Texte établi par Préface de Prosper MériméeCharpentier (p. 227-237).


XXII


Après avoir conduit Arcade jusqu’à sa voiture, avec des regrets ironiques et certains mots qui donnaient à entendre qu’il devinait le véritable but de son voyage, Bazarof se mit à vivre tout à fait à l’écart ; il semblait en proie à une fièvre de travail. Il ne se disputait plus avec Paul, celui-ci prenant des airs par trop aristocratiques dans ces circonstances, et s’exprimant moins par des paroles que par des sons. Une fois seulement Paul s’était lancé dans une discussion avec le nihiliste à propos des droits de la noblesse des provinces de la Baltique, qui étaient à l’ordre du jour dans ce temps-là, mais il s’arrêta tout à coup, et dit avec une froide politesse :

— Au reste, nous ne nous entendrons jamais. Moi, du moins, je n’ai pas l’honneur de vous comprendre.
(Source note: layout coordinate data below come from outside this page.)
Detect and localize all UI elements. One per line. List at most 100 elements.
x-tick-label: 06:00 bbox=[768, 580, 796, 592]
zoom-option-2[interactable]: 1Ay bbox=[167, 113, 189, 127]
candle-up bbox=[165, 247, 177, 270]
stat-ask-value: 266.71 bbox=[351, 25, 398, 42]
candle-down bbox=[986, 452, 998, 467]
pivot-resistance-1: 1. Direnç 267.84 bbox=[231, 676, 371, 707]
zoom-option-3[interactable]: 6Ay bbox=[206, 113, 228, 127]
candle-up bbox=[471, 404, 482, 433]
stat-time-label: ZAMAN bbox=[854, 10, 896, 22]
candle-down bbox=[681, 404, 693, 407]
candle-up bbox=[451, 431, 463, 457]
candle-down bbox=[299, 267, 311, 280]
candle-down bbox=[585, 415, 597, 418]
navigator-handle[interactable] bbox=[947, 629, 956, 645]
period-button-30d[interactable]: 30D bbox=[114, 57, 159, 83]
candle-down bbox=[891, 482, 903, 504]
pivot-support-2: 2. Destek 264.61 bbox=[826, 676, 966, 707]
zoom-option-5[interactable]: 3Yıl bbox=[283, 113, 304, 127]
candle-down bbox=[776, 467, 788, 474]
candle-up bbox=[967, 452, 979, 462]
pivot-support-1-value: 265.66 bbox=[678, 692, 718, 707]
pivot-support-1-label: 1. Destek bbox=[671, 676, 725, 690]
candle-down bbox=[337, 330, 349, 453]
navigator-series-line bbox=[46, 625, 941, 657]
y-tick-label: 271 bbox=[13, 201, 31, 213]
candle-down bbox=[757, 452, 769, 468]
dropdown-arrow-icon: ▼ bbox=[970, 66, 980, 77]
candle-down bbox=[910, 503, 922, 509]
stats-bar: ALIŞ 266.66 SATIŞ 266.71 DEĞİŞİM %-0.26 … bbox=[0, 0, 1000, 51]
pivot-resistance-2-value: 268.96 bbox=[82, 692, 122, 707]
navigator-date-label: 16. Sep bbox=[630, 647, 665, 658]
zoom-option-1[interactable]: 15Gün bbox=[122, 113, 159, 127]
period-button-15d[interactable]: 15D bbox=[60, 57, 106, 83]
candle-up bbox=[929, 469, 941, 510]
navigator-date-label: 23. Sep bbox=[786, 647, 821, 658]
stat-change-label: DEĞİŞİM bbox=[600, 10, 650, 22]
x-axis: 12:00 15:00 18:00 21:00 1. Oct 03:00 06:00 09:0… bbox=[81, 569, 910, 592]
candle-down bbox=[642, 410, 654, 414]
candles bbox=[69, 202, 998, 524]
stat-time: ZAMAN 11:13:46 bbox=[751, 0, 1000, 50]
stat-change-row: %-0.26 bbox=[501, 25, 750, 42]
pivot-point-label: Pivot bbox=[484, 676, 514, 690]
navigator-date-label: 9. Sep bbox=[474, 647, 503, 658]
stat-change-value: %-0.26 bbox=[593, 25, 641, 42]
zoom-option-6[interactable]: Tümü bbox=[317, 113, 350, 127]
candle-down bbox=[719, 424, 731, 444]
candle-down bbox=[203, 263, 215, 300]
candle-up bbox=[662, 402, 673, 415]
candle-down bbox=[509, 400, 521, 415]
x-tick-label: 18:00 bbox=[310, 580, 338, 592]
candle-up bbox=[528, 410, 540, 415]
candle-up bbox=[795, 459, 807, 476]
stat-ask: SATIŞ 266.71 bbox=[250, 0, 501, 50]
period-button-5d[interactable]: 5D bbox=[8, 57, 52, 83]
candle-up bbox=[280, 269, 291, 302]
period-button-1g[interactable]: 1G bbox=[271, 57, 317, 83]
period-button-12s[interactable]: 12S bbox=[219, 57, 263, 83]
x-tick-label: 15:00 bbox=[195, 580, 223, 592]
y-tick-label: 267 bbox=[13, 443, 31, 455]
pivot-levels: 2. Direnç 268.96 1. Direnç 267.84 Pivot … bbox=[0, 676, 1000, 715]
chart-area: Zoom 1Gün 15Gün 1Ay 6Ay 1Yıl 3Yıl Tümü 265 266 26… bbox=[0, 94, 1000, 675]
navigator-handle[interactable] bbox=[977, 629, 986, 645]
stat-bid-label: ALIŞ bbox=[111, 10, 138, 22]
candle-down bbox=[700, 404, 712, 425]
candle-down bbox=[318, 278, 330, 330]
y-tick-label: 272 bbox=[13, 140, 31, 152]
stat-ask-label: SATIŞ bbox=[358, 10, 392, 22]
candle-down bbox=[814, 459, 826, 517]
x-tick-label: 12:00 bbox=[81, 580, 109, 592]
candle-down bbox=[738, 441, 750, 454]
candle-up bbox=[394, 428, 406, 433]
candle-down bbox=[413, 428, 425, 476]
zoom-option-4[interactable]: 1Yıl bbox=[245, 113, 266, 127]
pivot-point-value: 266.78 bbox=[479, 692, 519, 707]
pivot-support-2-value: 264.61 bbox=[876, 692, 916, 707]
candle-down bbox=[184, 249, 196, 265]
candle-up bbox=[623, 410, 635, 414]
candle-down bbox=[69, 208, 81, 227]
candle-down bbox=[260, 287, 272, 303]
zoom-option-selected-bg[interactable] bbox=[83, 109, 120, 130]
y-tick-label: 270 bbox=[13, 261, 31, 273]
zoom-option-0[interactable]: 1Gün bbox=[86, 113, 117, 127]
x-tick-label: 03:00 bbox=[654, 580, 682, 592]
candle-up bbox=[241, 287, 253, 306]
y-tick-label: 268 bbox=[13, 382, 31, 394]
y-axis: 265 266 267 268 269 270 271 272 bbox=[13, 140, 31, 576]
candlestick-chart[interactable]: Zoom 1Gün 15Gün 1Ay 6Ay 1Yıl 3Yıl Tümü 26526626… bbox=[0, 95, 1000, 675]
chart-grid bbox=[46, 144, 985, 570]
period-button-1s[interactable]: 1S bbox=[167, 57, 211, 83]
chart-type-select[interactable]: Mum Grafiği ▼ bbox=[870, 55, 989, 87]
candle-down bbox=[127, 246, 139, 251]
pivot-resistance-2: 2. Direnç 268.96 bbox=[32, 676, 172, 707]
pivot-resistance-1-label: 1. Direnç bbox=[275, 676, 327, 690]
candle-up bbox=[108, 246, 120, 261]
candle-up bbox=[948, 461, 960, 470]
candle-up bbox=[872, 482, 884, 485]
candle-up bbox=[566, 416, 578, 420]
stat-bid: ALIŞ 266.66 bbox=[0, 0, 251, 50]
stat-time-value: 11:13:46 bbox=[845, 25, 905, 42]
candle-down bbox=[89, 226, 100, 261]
— Je n’en doute pas ! s’écria Bazarof. L’homme peut tout comprendre : les ondulations de l’éther et les changements qui s’opèrent au soleil, mais il ne comprendra jamais qu’on puisse se moucher autrement qu’il ne le fait.

— Vous trouvez cela spirituel ? reprit Paul, et il alla se placer à l’autre extrémité de la chambre.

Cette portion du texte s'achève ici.